I can’t help but feel that the best thing for me would be to go back, get a work from home job, not in that order, and get used to the area again. Teach my brain that it’s safe. Because I don’t think it is. And I don’t know if I have the guts.
My friend, Chris, who I’d explained the situation to during the madness told me not to leave. He said the police would help me. He was wrong. He told me to get some backbone. Backbone. Backbone? Do I lack backbone? I think we all have a backbone, you know, but I think anybody would have struggled with this. There have been studies into what people saying this about somebody does to a guy’s brain. It’s not as simple as backbone. Actually, I think he’s got fed up with me obsessing about this for the last six years and we don’t talk any more. He might as well have told me he didn’t want to be my friend because I couldn’t cope with my anxieties. So it’s probably for the best.
There’s the note. That indicates that it didn’t happen. The thing is that would have been a gamble. My neighbour had absolutely nothing to gain from telling me that they were confused and that they didn’t know me and that they have nothing against me, and they didn’t even know my notes were for them. So from that perspective it looks good for me and my new life in Brighton. From the perspective of them being a liar…I can’t get my head around why they would bother. After all of the shouting and screaming at me through the ceiling, why would they do that? Why would they even say “Here are your notes back?” Why do that? The note is and was extremely confusing.

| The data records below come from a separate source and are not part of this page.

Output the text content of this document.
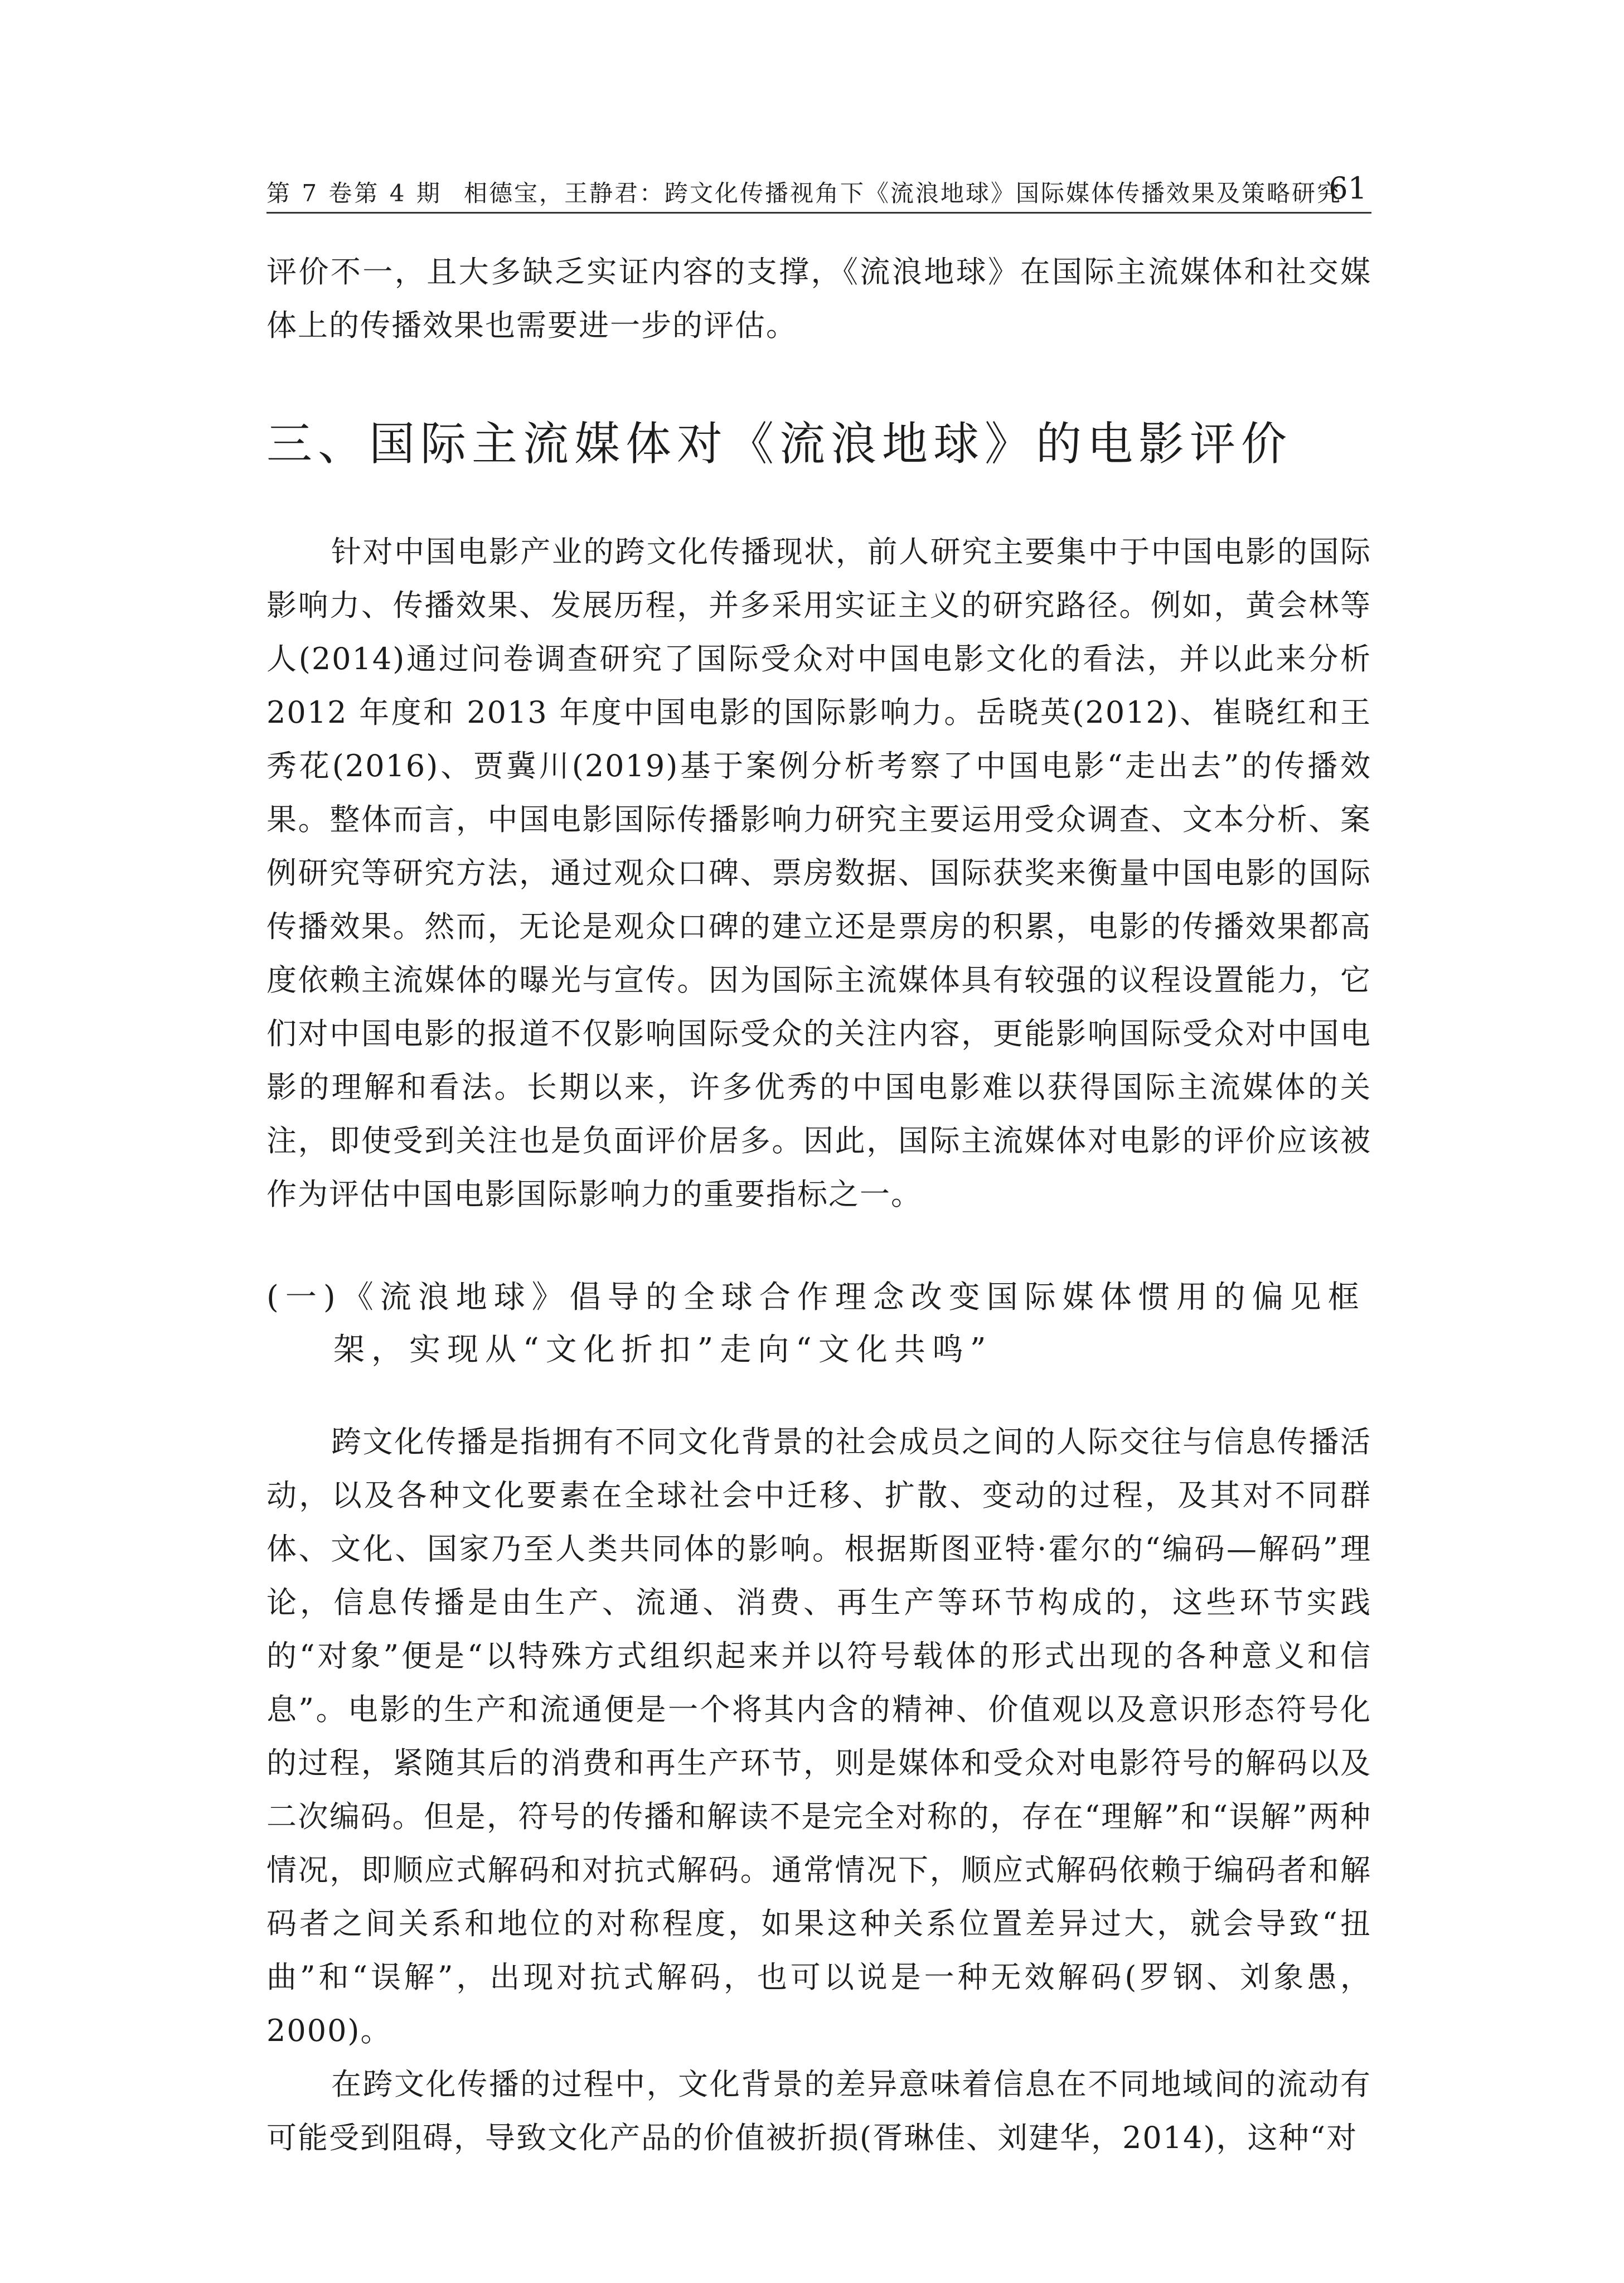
第 7 卷第 4 期 相德宝，王静君：跨文化传播视角下《流浪地球》国际媒体传播效果及策略研究
61

评价不一，且大多缺乏实证内容的支撑，《流浪地球》在国际主流媒体和社交媒体上的传播效果也需要进一步的评估。

三、国际主流媒体对《流浪地球》的电影评价

针对中国电影产业的跨文化传播现状，前人研究主要集中于中国电影的国际影响力、传播效果、发展历程，并多采用实证主义的研究路径。例如，黄会林等人(2014)通过问卷调查研究了国际受众对中国电影文化的看法，并以此来分析 2012 年度和 2013 年度中国电影的国际影响力。岳晓英(2012)、崔晓红和王秀花(2016)、贾冀川(2019)基于案例分析考察了中国电影“走出去”的传播效果。整体而言，中国电影国际传播影响力研究主要运用受众调查、文本分析、案例研究等研究方法，通过观众口碑、票房数据、国际获奖来衡量中国电影的国际传播效果。然而，无论是观众口碑的建立还是票房的积累，电影的传播效果都高度依赖主流媒体的曝光与宣传。因为国际主流媒体具有较强的议程设置能力，它们对中国电影的报道不仅影响国际受众的关注内容，更能影响国际受众对中国电影的理解和看法。长期以来，许多优秀的中国电影难以获得国际主流媒体的关注，即使受到关注也是负面评价居多。因此，国际主流媒体对电影的评价应该被作为评估中国电影国际影响力的重要指标之一。

(一)《流浪地球》倡导的全球合作理念改变国际媒体惯用的偏见框架，实现从“文化折扣”走向“文化共鸣”

跨文化传播是指拥有不同文化背景的社会成员之间的人际交往与信息传播活动，以及各种文化要素在全球社会中迁移、扩散、变动的过程，及其对不同群体、文化、国家乃至人类共同体的影响。根据斯图亚特·霍尔的“编码—解码”理论，信息传播是由生产、流通、消费、再生产等环节构成的，这些环节实践的“对象”便是“以特殊方式组织起来并以符号载体的形式出现的各种意义和信息”。电影的生产和流通便是一个将其内含的精神、价值观以及意识形态符号化的过程，紧随其后的消费和再生产环节，则是媒体和受众对电影符号的解码以及二次编码。但是，符号的传播和解读不是完全对称的，存在“理解”和“误解”两种情况，即顺应式解码和对抗式解码。通常情况下，顺应式解码依赖于编码者和解码者之间关系和地位的对称程度，如果这种关系位置差异过大，就会导致“扭曲”和“误解”，出现对抗式解码，也可以说是一种无效解码(罗钢、刘象愚，2000)。

在跨文化传播的过程中，文化背景的差异意味着信息在不同地域间的流动有可能受到阻碍，导致文化产品的价值被折损(胥琳佳、刘建华，2014)，这种“对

On reading the above, I realise I’m trying to convince myself it wasn’t real. Because I would be happy to know that. I could convince myself it wasn’t real, but then moving back is still a risk and could wreck the idea. Still, whilst I’m there, I’d built up the guts to go outside and post those notes to them. I have to admit, on going outside, I couldn’t hear anything. The shouting stopped. At this point I could become dramatic and start crying and say “What’s wrong with meeeeheeheee!?”, and indeed I did get upset when I realised that the Bournemouth episode was in my head and even feared some kind of schizophrenia. But actually, I think I’m just extremely sensitive in every sense of the word, and extremely empathic so I form links mentally with people, even if they are one sided. I think I have the mental susceptibility to fall into a fog of noise as I become overly stimulated with sound and to then turn those noises into insults as the anxiety dives deeper. That doesn’t explain the banging on the ceiling. But I shouted out a few times, and also in sending those notes, maybe that caused a reaction. I just don’t know. All I do know is that I’m a nice guy. You know if you know. I feel like I’m growing as a person and learning to be myself, not feeling guilty when I swear, heh, and trying to make a mental space for me rather than the usual feeling of being nobody but having a view into the world I’m not part of. If I go into the city, will I be safe?
If I am to fully embrace the idea that it didn’t happen, then I must go forth and try to enjoy the place. Because otherwise I’m living without fully believing myself. I have to believe myself.
I may not get there in the end; the prices have gone up and I’d really rather have somewhere a bit more detached than any of the flats I could afford. I mean where would one put one’s drum kit? And for God’s sake the sound proofing was so bad in both flats that I don’t know how anybody actually lives.
Funny. I start off deeply upset and then talk myself into the idea that it didn’t happen. That note was convincing though. I can’t go on like this.